The designation means the international human rights group must stop all work in Russia, and opens those who cooperate with or support the organization to prosecution.
“For over three decades, Human Rights Watch’s work on post-Soviet Russia has pressed the government to uphold human rights and freedoms,” the executive director at Human Rights Watch, Philippe Bolopion, said in a statement. “Our work hasn’t changed, but what’s changed, dramatically, is the government’s full-throttled embrace of dictatorial policies, its staggering rise in repression, and the scope of the war crimes its forces are committing in Ukraine."
The decision by the Russian prosecutor general’s office is the latest move in an unrelenting crackdown on Kremlin critics, journalists and activists, which has intensified to unprecedented levels since Moscow's full-scale invasion of Ukraine in February 2022.

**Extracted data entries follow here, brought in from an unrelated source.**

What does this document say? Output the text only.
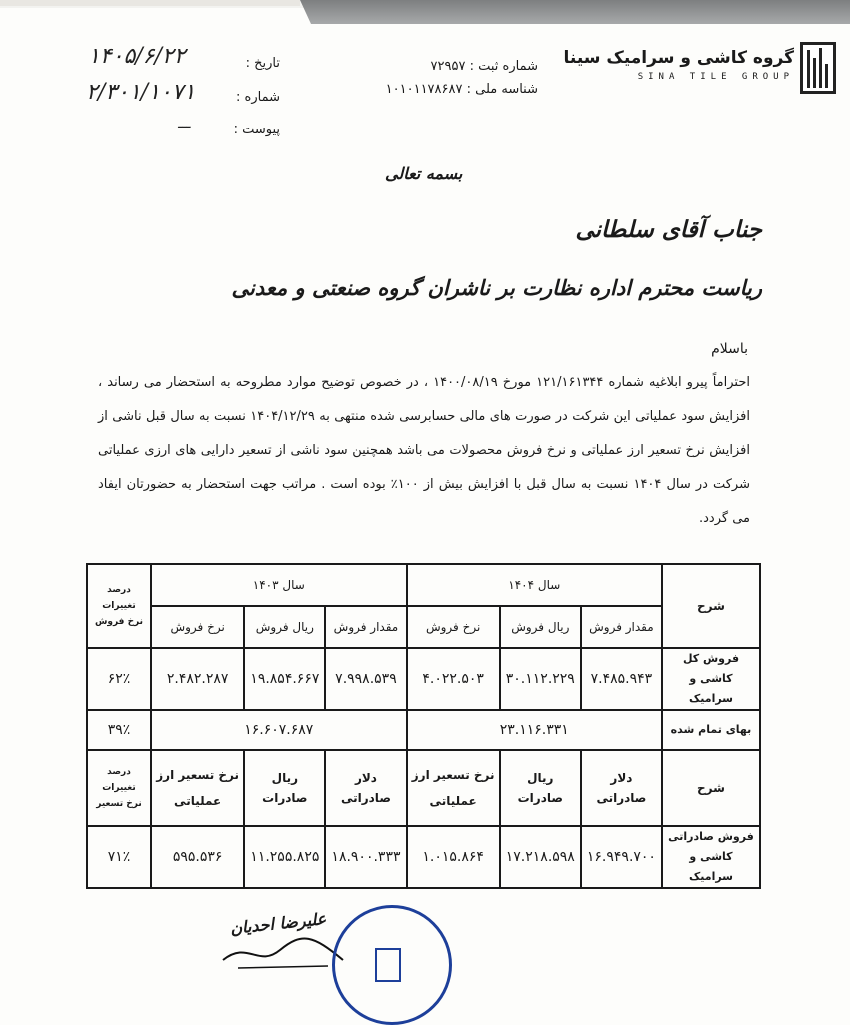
گروه کاشی و سرامیک سینا
SINA TILE GROUP
شماره ثبت : ۷۲۹۵۷
شناسه ملی : ۱۰۱۰۱۱۷۸۶۸۷
تاریخ :
۱۴۰۵/۶/۲۲
شماره :
۲/۳۰۱/۱۰۷۱
پیوست :
ـــ
بسمه تعالی
جناب آقای سلطانی
ریاست محترم اداره نظارت بر ناشران گروه صنعتی و معدنی
باسلام
احتراماً پیرو ابلاغیه شماره ۱۲۱/۱۶۱۳۴۴ مورخ ۱۴۰۰/۰۸/۱۹ ، در خصوص توضیح موارد مطروحه به استحضار می رساند ، افزایش سود عملیاتی این شرکت در صورت های مالی حسابرسی شده منتهی به ۱۴۰۴/۱۲/۲۹ نسبت به سال قبل ناشی از افزایش نرخ تسعیر ارز عملیاتی و نرخ فروش محصولات می باشد همچنین سود ناشی از تسعیر دارایی های ارزی عملیاتی شرکت در سال ۱۴۰۴ نسبت به سال قبل با افزایش بیش از ۱۰۰٪ بوده است . مراتب جهت استحضار به حضورتان ایفاد می گردد.
شرح	سال ۱۴۰۴			سال ۱۴۰۳			درصد
تغییرات
نرخ فروش

	مقدار فروش	ریال فروش	نرخ فروش	مقدار فروش	ریال فروش	نرخ فروش	
فروش کل کاشی و سرامیک	۷.۴۸۵.۹۴۳	۳۰.۱۱۲.۲۲۹	۴.۰۲۲.۵۰۳	۷.۹۹۸.۵۳۹	۱۹.۸۵۴.۶۶۷	۲.۴۸۲.۲۸۷	۶۲٪
بهای تمام شده	۲۳.۱۱۶.۳۳۱			۱۶.۶۰۷.۶۸۷			۳۹٪
شرح	دلار صادراتی	ریال صادرات	نرخ تسعیر ارز عملیاتی	دلار صادراتی	ریال صادرات	نرخ تسعیر ارز عملیاتی	درصد
تغییرات
نرخ تسعیر

فروش صادراتی کاشی و سرامیک	۱۶.۹۴۹.۷۰۰	۱۷.۲۱۸.۵۹۸	۱.۰۱۵.۸۶۴	۱۸.۹۰۰.۳۳۳	۱۱.۲۵۵.۸۲۵	۵۹۵.۵۳۶	۷۱٪
علیرضا احدیان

In a separate statement on Friday, the office said it was opening a case against Russian feminist punk band Pussy Riot that would designate the group as an extremist organization.
Meanwhile, on Thursday, Russia’s Supreme Court designated the Anti-Corruption Foundation set up by the late opposition activist Alexei Navalny as a terrorist group. The ruling targeted the foundation’s U.S.-registered entity, which became the focal point for the group when the original Anti-Corruption Foundation was designated an “undesirable organization” by the Russian government in 2021.
“There is no doubt that other organizations will soon be designated as ‘terrorists’ — independent media, human rights projects, and local initiatives,” the foundation said in a statement.
“This is a political strategy used by the Russian authorities: to declare anyone who interferes with their theft and endless war an enemy of the state.”
Russia’s list of “undesirable organizations” currently covers more than 275 entities, including prominent independent news outlets and rights groups. Among those are prominent news organizations like Radio Free Europe/Radio Liberty, think tanks like Chatham House, anti-corruption group Transparency International, and environmental advocacy organization WWF.
Founded in 1978, Human Rights Watch monitors and researches human rights violations in countries across the world. It has been outspoken in its opposition to Russia’s invasion of Ukraine and recently published an investigation into Russian forces using drones to deliberately chase, injure and kill civilians living in Ukraine’s Kherson region.